Em noite gelada, Seleção Brasileira Feminina ganha de virada das americanas em São Paulo
Lícia Loltran Jornalista — diretamente da Neo Química Arena, em São Paulo, com exclusividade para Agência CH
Neste último sábado (06), a Neo Química Arena, em São Paulo, recebeu o amistoso entre Brasil e Estados Unidos. A Seleção Brasileira Feminina enfrentou as americanas na capital paulista em um dos amistosos que já fazem parte da preparação das duas equipes para a Copa do Mundo, que acontecerá no Brasil no próximo ano. As duas seleções voltam a se enfrentar nesta terça-feira (09), desta vez na capital cearense.

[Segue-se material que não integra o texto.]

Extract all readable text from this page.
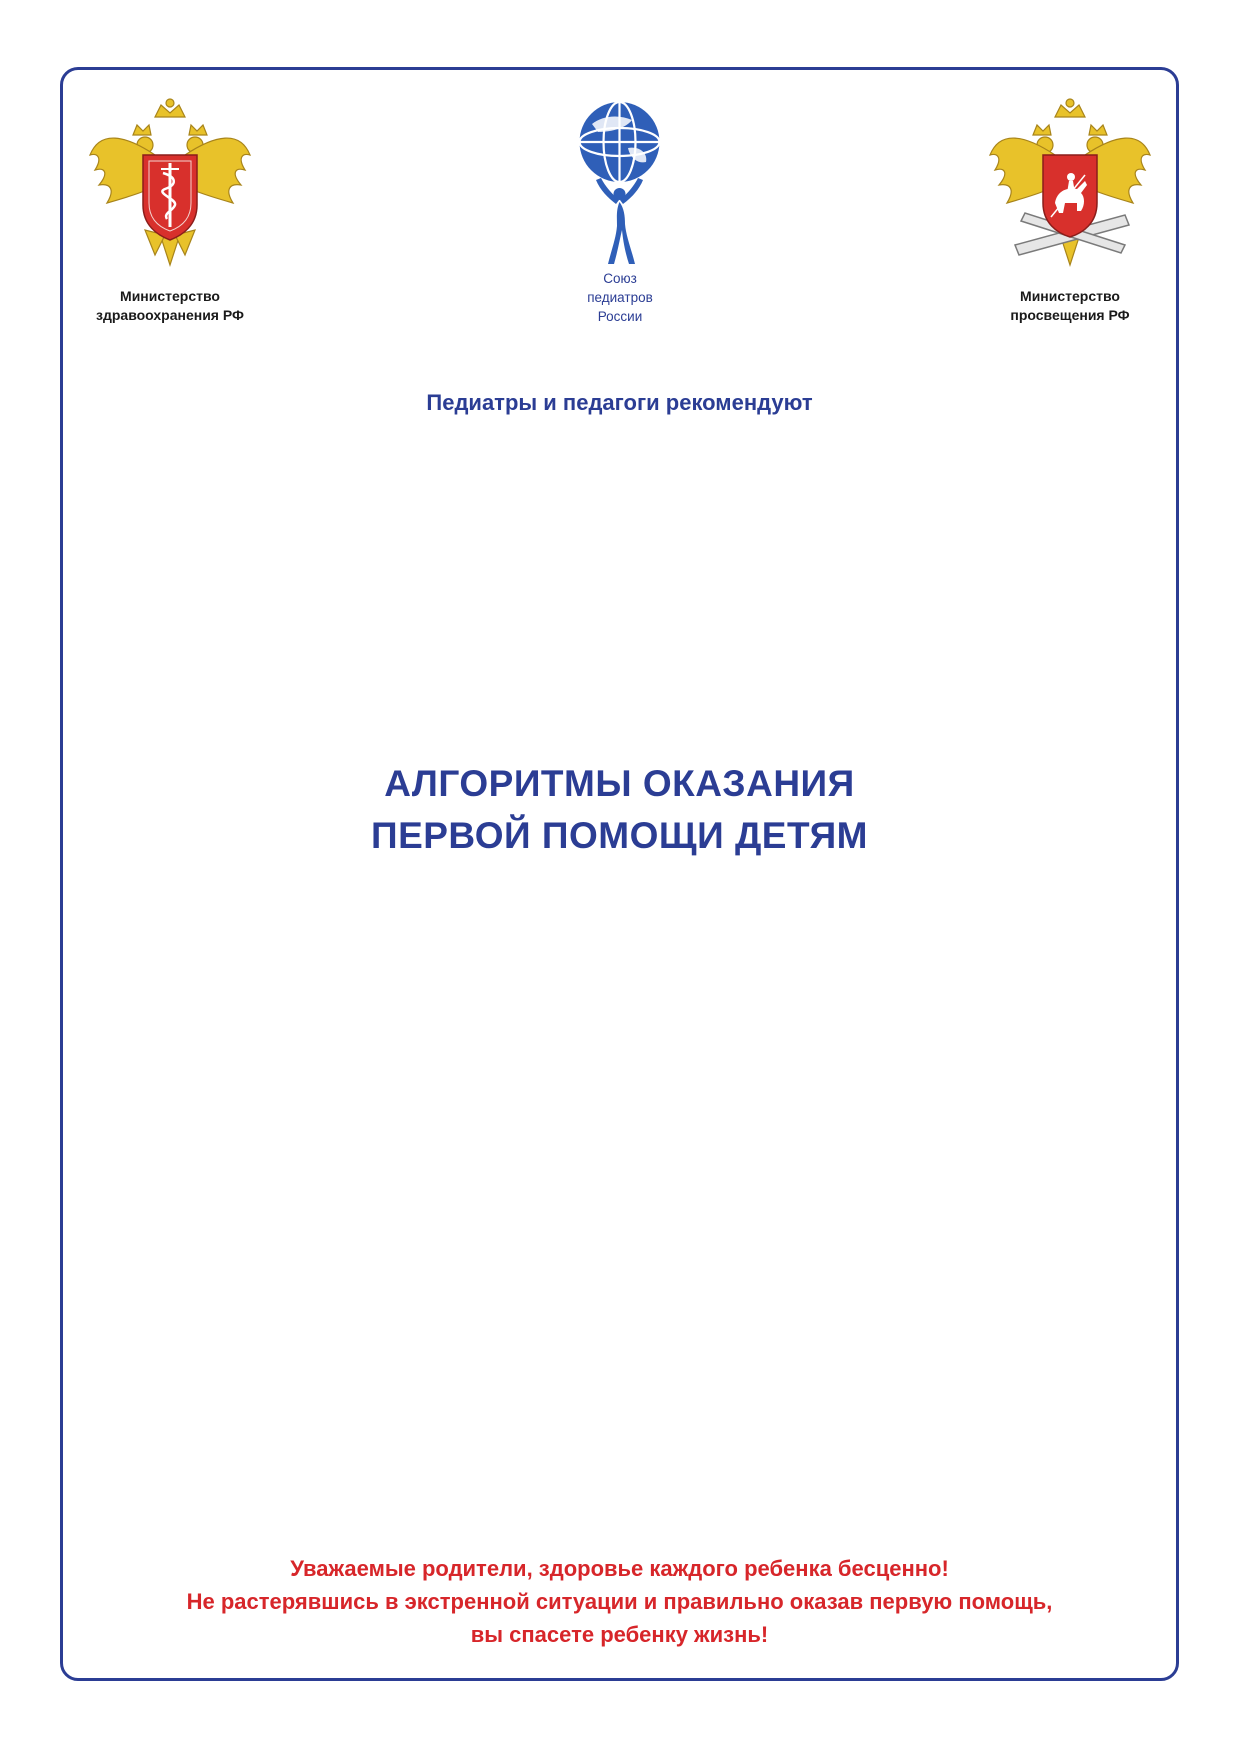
Министерство
здравоохранения РФ
Союз
педиатров
России
Министерство
просвещения РФ
Педиатры и педагоги рекомендуют
АЛГОРИТМЫ ОКАЗАНИЯ
ПЕРВОЙ ПОМОЩИ ДЕТЯМ
Уважаемые родители, здоровье каждого ребенка бесценно!
Не растерявшись в экстренной ситуации и правильно оказав первую помощь,
вы спасете ребенку жизнь!
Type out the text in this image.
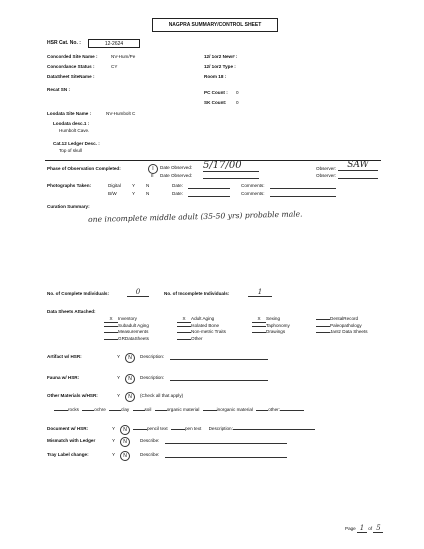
NAGPRA SUMMARY/CONTROL SHEET
HSR Cat. No. :	12-2624
Concorded Site Name :	NV-Hum/Pe
Concordance Status :	CY
DataSheet SiteName :
Recat SN :
Loodata Site Name :	NV-Humbolt C
Loodata desc.1 :
Humbolt Cave.
Cat.12 Ledger Desc. :
Top of skull
12/ 1or2 New# :
12/ 1or2 Type :
Room 18 :
PC Count : 0
SK Count: 0
Phase of Observation Completed:	I	Date Observed: 5/17/00
II Date Observed:
Observer:	SAW
Observer:
Photographs Taken:	Digital Y N
B/W	Y N
Date:
Date:
Comments:
Comments:
Curation Summary:
one incomplete middle adult (35-50 yrs) probable male.
No. of Complete Individuals:	0	No. of Incomplete Individuals:	1
Data Sheets Attached:
X Inventory
Subadult Aging
Measurements
GRDataSheets
X Adult Aging
Isolated Bone
Non-metric Traits
Other
X Sexing
Taphonomy
Drawings
DentalRecord
Paleopathology
Jantz Data Sheets
Artifact w/ HSR:	Y	N	Description:
Fauna w/ HSR:	Y	N	Description:
Other Materials w/HSR:	Y	N	(Check all that apply)
rocks	ochre	clay	soil	organic material	inorganic material	other:
Document w/ HSR:	Y	N	pencil text	pen text Description:
Mismatch with Ledger	Y	N	Describe:
Tray Label change:	Y	N	Describe:
Page 1 of 5
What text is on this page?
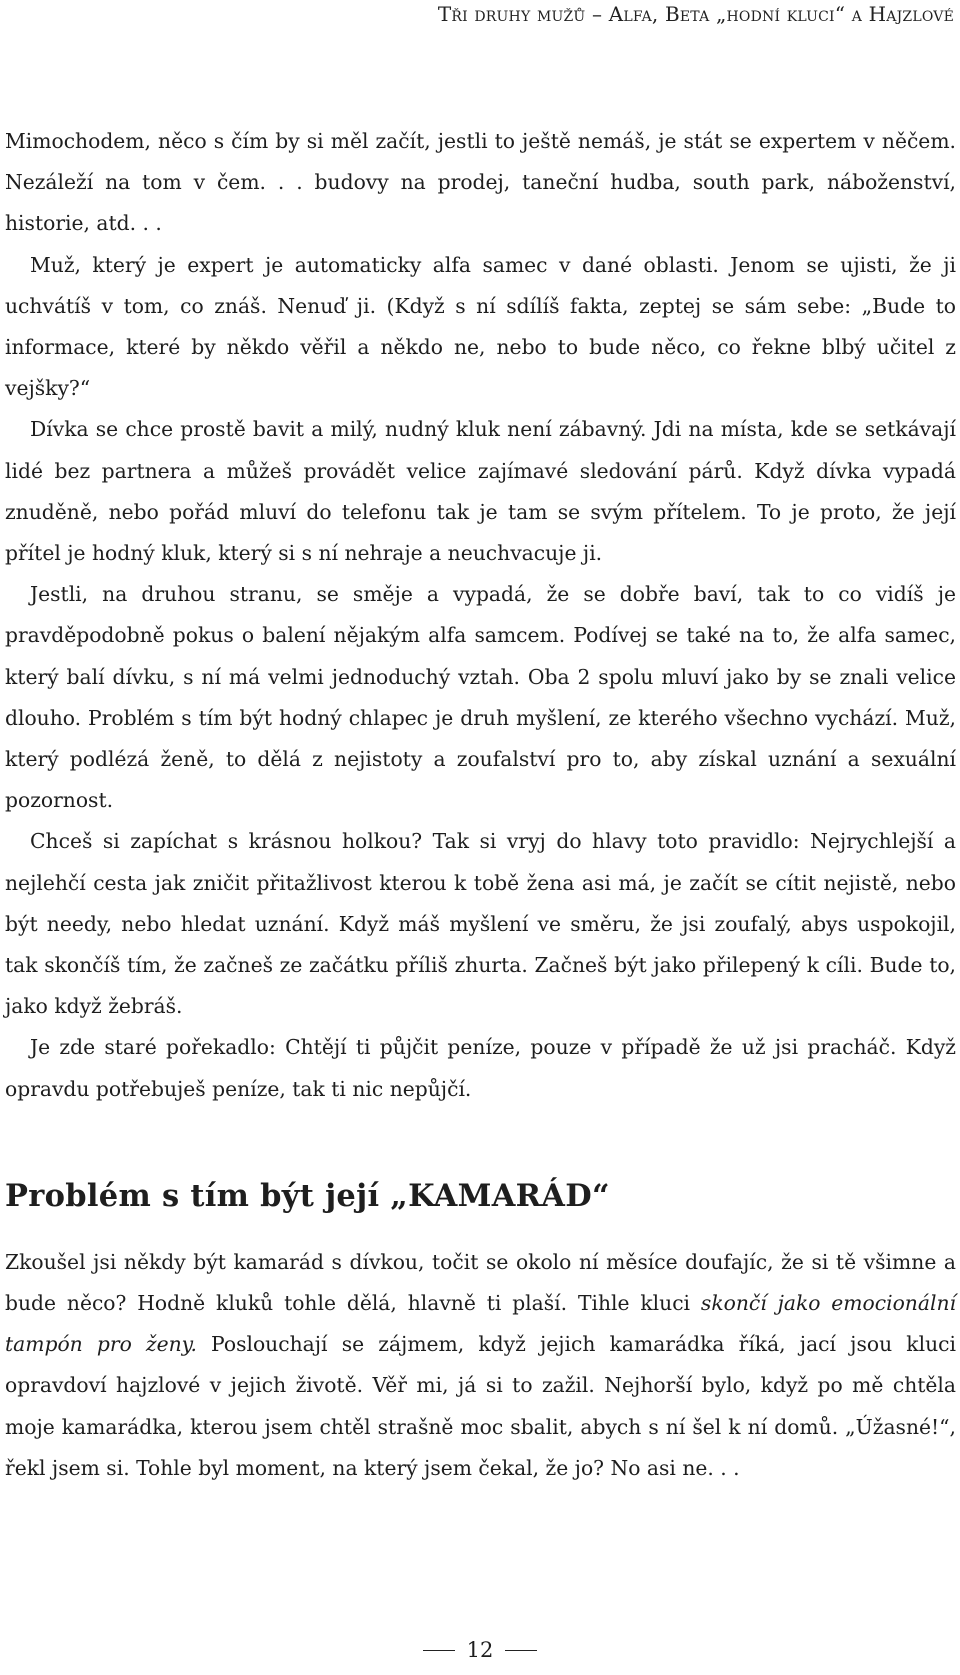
Tři druhy mužů – Alfa, Beta „hodní kluci“ a Hajzlové

Mimochodem, něco s čím by si měl začít, jestli to ještě nemáš, je stát se expertem v něčem. Nezáleží na tom v čem. . . budovy na prodej, taneční hudba, south park, náboženství, historie, atd. . .

Muž, který je expert je automaticky alfa samec v dané oblasti. Jenom se ujisti, že ji uchvátíš v tom, co znáš. Nenuď ji. (Když s ní sdílíš fakta, zeptej se sám sebe: „Bude to informace, které by někdo věřil a někdo ne, nebo to bude něco, co řekne blbý učitel z vejšky?“

Dívka se chce prostě bavit a milý, nudný kluk není zábavný. Jdi na místa, kde se setkávají lidé bez partnera a můžeš provádět velice zajímavé sledování párů. Když dívka vypadá znuděně, nebo pořád mluví do telefonu tak je tam se svým přítelem. To je proto, že její přítel je hodný kluk, který si s ní nehraje a neuchvacuje ji.

Jestli, na druhou stranu, se směje a vypadá, že se dobře baví, tak to co vidíš je pravděpodobně pokus o balení nějakým alfa samcem. Podívej se také na to, že alfa samec, který balí dívku, s ní má velmi jednoduchý vztah. Oba 2 spolu mluví jako by se znali velice dlouho. Problém s tím být hodný chlapec je druh myšlení, ze kterého všechno vychází. Muž, který podlézá ženě, to dělá z nejistoty a zoufalství pro to, aby získal uznání a sexuální pozornost.

Chceš si zapíchat s krásnou holkou? Tak si vryj do hlavy toto pravidlo: Nejrychlejší a nejlehčí cesta jak zničit přitažlivost kterou k tobě žena asi má, je začít se cítit nejistě, nebo být needy, nebo hledat uznání. Když máš myšlení ve směru, že jsi zoufalý, abys uspokojil, tak skončíš tím, že začneš ze začátku příliš zhurta. Začneš být jako přilepený k cíli. Bude to, jako když žebráš.

Je zde staré pořekadlo: Chtějí ti půjčit peníze, pouze v případě že už jsi pracháč. Když opravdu potřebuješ peníze, tak ti nic nepůjčí.

Problém s tím být její „KAMARÁD“

Zkoušel jsi někdy být kamarád s dívkou, točit se okolo ní měsíce doufajíc, že si tě všimne a bude něco? Hodně kluků tohle dělá, hlavně ti plaší. Tihle kluci skončí jako emocionální tampón pro ženy. Poslouchají se zájmem, když jejich kamarádka říká, jací jsou kluci opravdoví hajzlové v jejich životě. Věř mi, já si to zažil. Nejhorší bylo, když po mě chtěla moje kamarádka, kterou jsem chtěl strašně moc sbalit, abych s ní šel k ní domů. „Úžasné!“, řekl jsem si. Tohle byl moment, na který jsem čekal, že jo? No asi ne. . .

12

O que mais chamou atenção neste amistoso foi que, em meio às baixas temperaturas e ao jogo da seleção masculina no mesmo dia e horário, o público, em sua maioria composto por mulheres, lotou o estádio, com mais de 30 mil pessoas presentes.

Licia Lotran e Maria Akemi – Foto arquivo pessoal
A Neo Química Arena, casa dos corintianos, reuniu pessoas de todo o Brasil em um sentimento de apoio à Seleção Brasileira Feminina, em um aquecimento para a Copa do Mundo. E deixou um recado: não será fácil entrar em campo diante dessa torcida.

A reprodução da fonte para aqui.